而趙括從細作口中得知蒙驁的到來,麵色一片茫然。
前世,他可沒收到這樣的情報啊。
看來,隨著蝴蝶翅膀的扇動,歷史的軌跡偏離的越來越厲害了。
“蒙驁就一個嫡孫,蒙恬。”
聽出趙括言語中的輕佻,廉頗白了他一眼道。
咦?神話裡的蒙毅還沒有出生嗎?
趙括有些疑惑。
按照時間推算,好像秦始皇嬴政快要出生了。
這件事,打完仗回去還是要好好查查的。
趙國想要崛起,還是要絕了子楚的嗣,以防秦國出現一個千古一帝!
“我觀這個蒙恬,可是有將帥之才的。馬鎮督,看來我們倆得回大糧山避避這位少年英雄的鋒芒了。”
趙括笑著打趣道。
廉頗麵色一凜,趙括要走,遊仙山的陣地,就要輪到他麾下的玉衡軍鎮守了。
看來趙括從未輕視戰局,而是要收起進攻的爪牙。
“軍帥,密探不是說,這小子才十四五歲嘛,又有何懼?”
馬韜頗為不解。
“你就是不給蒙恬麵子,也要給蒙驁老將軍一個麵子啊!世代從軍,滿門將帥,你怎麼知道,蒙驁隻是來送孫子的?”
趙括從帥位上站了起來,伸了伸懶腰。
光狼城到手,趙軍的進攻也該暫停一下了。
秦軍主力收縮靠攏,再搞偷襲全是風險。
老馬嶺和高平關,可沒那麼容易收回來。
“軍帥的意思是,武安君要來了?”
廉頗暗自斟酌了一番趙括的話語,心中有了些猜測。
“不確定,不過他早晚要來的,而且很有可能是暗中前來。”
趙括走出軍帳,擡頭望著湛藍的天空,恍如隔世。
“既然武安君要和我們玩上一場捉迷藏,我們何不早早的躲起來呢?”
當天傍晚,趙括帶領著麾下親軍,悄悄撤回了大糧山。
夜深人靜,在秦軍中軍大帳之中。
王齕巡視完各營,獨自回到帳下。
隻見蒙恬筆直地站在一側,而昨夜攙扶他下馬的馬夫,卻是坐在他的輿圖前。
當油燈前那蒼老的背影不再佝僂,王齕才感覺到了莫名的熟悉。
“上將軍?”
王齕有些驚訝,隨即看到白起做出了一個噤聲的手勢。
“我來前線的事兒,天知地知,你知我知。
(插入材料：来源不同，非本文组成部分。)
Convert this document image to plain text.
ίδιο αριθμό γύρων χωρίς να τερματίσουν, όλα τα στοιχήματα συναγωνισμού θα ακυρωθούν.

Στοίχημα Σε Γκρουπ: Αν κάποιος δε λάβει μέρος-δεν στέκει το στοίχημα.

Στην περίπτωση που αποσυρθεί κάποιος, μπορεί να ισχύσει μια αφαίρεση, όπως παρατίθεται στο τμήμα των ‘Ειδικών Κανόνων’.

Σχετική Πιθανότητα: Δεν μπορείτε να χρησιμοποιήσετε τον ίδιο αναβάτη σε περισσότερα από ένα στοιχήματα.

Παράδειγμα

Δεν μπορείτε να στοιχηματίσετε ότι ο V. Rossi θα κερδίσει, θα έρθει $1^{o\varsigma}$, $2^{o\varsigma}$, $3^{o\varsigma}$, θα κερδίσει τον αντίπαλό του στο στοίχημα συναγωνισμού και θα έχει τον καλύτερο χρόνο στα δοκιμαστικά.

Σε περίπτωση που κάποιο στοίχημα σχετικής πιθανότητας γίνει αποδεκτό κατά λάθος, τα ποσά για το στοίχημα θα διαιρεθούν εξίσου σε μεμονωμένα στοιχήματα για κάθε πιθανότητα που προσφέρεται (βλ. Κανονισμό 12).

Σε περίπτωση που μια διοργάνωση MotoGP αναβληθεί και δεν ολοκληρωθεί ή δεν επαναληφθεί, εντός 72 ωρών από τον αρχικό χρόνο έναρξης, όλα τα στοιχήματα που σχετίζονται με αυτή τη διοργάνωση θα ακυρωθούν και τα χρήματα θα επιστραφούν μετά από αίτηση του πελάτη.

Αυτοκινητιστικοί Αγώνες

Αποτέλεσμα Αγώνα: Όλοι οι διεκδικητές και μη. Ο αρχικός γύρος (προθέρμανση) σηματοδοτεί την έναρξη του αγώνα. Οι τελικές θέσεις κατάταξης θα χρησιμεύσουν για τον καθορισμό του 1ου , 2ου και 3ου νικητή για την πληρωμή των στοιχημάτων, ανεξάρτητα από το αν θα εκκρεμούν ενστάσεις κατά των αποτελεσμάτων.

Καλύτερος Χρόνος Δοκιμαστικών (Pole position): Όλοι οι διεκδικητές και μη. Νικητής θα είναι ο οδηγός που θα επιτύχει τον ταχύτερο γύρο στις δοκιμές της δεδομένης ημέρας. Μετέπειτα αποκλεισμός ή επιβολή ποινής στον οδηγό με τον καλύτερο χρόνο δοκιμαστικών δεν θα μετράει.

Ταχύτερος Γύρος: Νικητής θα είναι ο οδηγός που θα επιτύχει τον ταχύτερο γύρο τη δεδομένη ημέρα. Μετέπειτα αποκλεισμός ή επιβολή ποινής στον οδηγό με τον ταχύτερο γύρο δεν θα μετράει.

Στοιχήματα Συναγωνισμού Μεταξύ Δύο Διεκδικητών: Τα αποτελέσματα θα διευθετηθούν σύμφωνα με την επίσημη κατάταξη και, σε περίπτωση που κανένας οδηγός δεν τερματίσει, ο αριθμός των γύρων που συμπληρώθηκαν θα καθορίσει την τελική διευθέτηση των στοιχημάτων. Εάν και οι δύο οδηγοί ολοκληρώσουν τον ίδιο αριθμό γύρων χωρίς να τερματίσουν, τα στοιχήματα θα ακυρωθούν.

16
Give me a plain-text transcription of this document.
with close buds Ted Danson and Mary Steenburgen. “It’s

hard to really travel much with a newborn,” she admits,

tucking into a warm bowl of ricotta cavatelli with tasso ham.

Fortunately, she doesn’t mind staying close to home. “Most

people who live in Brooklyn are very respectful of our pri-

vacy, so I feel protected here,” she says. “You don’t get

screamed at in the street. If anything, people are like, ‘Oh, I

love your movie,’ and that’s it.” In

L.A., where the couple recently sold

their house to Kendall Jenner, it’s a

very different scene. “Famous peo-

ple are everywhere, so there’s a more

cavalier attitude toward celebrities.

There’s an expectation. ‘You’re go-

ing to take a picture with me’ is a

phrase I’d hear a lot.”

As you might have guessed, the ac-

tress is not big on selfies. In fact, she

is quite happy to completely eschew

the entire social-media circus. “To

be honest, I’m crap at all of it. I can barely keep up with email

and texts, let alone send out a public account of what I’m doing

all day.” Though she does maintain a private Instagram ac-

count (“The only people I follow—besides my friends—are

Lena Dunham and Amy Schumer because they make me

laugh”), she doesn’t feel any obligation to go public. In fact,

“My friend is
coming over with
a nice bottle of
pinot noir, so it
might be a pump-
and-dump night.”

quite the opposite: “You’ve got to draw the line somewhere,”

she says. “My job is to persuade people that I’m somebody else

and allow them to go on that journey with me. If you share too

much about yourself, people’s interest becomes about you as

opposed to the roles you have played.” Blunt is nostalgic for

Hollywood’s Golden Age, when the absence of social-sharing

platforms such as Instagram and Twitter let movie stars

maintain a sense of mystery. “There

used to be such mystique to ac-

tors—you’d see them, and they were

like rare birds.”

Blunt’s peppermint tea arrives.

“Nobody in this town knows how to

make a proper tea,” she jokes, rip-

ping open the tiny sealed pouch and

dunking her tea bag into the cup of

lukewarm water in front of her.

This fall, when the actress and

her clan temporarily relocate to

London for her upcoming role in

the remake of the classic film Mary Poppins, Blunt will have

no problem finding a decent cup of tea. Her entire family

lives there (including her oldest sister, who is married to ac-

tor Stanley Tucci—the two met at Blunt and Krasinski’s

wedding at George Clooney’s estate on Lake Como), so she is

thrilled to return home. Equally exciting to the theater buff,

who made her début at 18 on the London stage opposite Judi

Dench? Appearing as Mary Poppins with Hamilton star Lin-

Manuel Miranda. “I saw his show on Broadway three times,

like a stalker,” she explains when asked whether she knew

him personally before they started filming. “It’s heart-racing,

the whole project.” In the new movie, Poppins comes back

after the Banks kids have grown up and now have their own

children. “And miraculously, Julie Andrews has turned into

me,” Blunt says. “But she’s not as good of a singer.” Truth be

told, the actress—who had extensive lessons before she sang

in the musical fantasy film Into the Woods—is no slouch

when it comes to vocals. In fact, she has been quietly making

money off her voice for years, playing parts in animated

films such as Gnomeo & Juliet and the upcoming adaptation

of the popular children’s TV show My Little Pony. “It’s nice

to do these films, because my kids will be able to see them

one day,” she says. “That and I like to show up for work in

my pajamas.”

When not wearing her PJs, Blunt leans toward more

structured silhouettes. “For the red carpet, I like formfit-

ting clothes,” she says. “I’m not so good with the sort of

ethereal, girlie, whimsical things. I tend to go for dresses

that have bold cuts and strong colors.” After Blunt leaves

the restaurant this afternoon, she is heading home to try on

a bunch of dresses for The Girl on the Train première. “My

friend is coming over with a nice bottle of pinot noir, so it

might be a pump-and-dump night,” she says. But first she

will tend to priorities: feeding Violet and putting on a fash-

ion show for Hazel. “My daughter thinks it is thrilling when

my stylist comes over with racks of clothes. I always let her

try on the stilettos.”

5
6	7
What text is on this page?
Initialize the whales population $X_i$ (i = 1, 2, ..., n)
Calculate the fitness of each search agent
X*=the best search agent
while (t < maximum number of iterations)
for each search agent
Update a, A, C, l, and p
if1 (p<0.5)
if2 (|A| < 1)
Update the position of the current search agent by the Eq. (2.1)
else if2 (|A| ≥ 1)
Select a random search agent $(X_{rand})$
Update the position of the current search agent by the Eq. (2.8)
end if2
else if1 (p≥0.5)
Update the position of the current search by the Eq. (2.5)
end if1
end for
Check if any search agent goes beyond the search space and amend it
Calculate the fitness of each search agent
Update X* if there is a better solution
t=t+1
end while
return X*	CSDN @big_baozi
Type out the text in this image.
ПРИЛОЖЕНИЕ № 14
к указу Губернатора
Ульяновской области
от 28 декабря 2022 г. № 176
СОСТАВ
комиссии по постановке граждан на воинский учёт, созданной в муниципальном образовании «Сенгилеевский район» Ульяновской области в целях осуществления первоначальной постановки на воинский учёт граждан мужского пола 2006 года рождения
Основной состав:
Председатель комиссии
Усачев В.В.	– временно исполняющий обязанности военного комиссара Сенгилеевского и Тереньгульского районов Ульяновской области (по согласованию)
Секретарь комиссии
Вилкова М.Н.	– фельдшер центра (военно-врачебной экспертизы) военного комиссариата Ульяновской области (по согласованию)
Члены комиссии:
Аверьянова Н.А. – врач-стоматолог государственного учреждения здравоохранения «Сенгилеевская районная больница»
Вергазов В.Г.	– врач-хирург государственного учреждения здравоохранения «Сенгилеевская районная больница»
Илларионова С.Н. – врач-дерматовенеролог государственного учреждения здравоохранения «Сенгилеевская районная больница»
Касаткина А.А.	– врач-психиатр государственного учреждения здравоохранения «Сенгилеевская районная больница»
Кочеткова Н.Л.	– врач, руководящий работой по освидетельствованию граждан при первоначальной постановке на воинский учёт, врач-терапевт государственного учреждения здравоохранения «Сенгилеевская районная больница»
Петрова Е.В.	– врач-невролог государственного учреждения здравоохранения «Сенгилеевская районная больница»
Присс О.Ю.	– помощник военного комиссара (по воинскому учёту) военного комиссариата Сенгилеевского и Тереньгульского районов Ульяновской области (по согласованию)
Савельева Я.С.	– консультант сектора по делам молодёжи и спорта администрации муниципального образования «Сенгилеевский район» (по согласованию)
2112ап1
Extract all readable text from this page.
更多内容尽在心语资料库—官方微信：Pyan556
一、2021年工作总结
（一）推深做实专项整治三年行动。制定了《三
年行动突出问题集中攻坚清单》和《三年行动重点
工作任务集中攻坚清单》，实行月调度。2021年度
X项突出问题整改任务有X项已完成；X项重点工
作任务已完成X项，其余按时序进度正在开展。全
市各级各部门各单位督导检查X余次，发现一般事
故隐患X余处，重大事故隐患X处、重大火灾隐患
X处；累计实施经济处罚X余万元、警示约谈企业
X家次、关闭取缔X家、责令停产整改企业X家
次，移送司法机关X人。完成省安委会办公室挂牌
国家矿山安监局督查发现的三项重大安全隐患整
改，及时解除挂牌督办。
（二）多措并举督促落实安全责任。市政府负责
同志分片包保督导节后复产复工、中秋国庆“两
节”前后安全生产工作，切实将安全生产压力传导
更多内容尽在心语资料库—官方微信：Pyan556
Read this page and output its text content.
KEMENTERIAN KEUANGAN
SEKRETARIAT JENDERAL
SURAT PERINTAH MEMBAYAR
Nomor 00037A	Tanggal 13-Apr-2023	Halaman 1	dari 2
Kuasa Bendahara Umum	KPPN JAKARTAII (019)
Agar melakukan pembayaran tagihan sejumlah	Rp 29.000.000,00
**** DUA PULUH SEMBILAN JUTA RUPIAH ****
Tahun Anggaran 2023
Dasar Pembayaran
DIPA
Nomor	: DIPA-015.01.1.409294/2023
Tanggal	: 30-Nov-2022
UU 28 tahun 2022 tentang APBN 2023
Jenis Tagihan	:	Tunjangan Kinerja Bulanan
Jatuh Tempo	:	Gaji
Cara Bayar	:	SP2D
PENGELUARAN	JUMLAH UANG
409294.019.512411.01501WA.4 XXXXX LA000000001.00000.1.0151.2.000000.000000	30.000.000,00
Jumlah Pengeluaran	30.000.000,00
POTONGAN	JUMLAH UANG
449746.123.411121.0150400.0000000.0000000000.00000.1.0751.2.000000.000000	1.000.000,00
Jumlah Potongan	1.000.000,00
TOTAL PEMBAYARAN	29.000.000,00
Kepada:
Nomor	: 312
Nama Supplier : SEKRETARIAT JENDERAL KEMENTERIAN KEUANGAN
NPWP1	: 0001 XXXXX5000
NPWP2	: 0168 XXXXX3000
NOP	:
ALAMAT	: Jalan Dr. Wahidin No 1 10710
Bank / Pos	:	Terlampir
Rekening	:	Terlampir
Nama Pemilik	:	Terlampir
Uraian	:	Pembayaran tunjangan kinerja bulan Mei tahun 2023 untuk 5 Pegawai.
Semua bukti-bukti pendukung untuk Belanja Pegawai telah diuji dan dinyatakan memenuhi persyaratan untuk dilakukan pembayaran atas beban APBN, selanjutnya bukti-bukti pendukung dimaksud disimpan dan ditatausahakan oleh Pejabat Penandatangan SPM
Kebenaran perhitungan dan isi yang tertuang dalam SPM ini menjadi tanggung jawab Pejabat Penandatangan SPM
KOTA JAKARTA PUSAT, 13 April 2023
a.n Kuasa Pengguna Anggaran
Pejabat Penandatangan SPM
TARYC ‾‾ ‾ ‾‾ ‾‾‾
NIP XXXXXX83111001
除了國君和蒙氏祖孫,不能再讓任何人知曉。”
白起看著輿圖輕聲道,一雙眼神宛如鷹隼。
“連輸兩陣,卻依然沉穩。沒有盲目反擊,你做的很不錯。”
白起的話很平靜,顯然沒有追究王齕戰場失利的責任。
“上將軍,屬下愧對秦國。”
王齕低著頭走到白起身前,猶如學生進了教務處。
該招的不該招的都招了,什麼也沒敢隱瞞。
“遊仙山一戰,胡傷將軍,戰死殉國了。”
胡傷是白起的客卿,多年來隨軍南征北戰。
雖然在閼與之戰中敗於趙奢,從此聲跡不顯。
但白起也沒有想到,他會死在長平。
“死了,就死了吧。我們這些領兵為將的,早晚不都要裹屍沙場嗎?”
白起擡起頭,渾濁的眼神深不見底。
“遊仙山丟了,也不怪你技不如人。可光狼城雨夜調防的事兒,你辦的糊塗啊!”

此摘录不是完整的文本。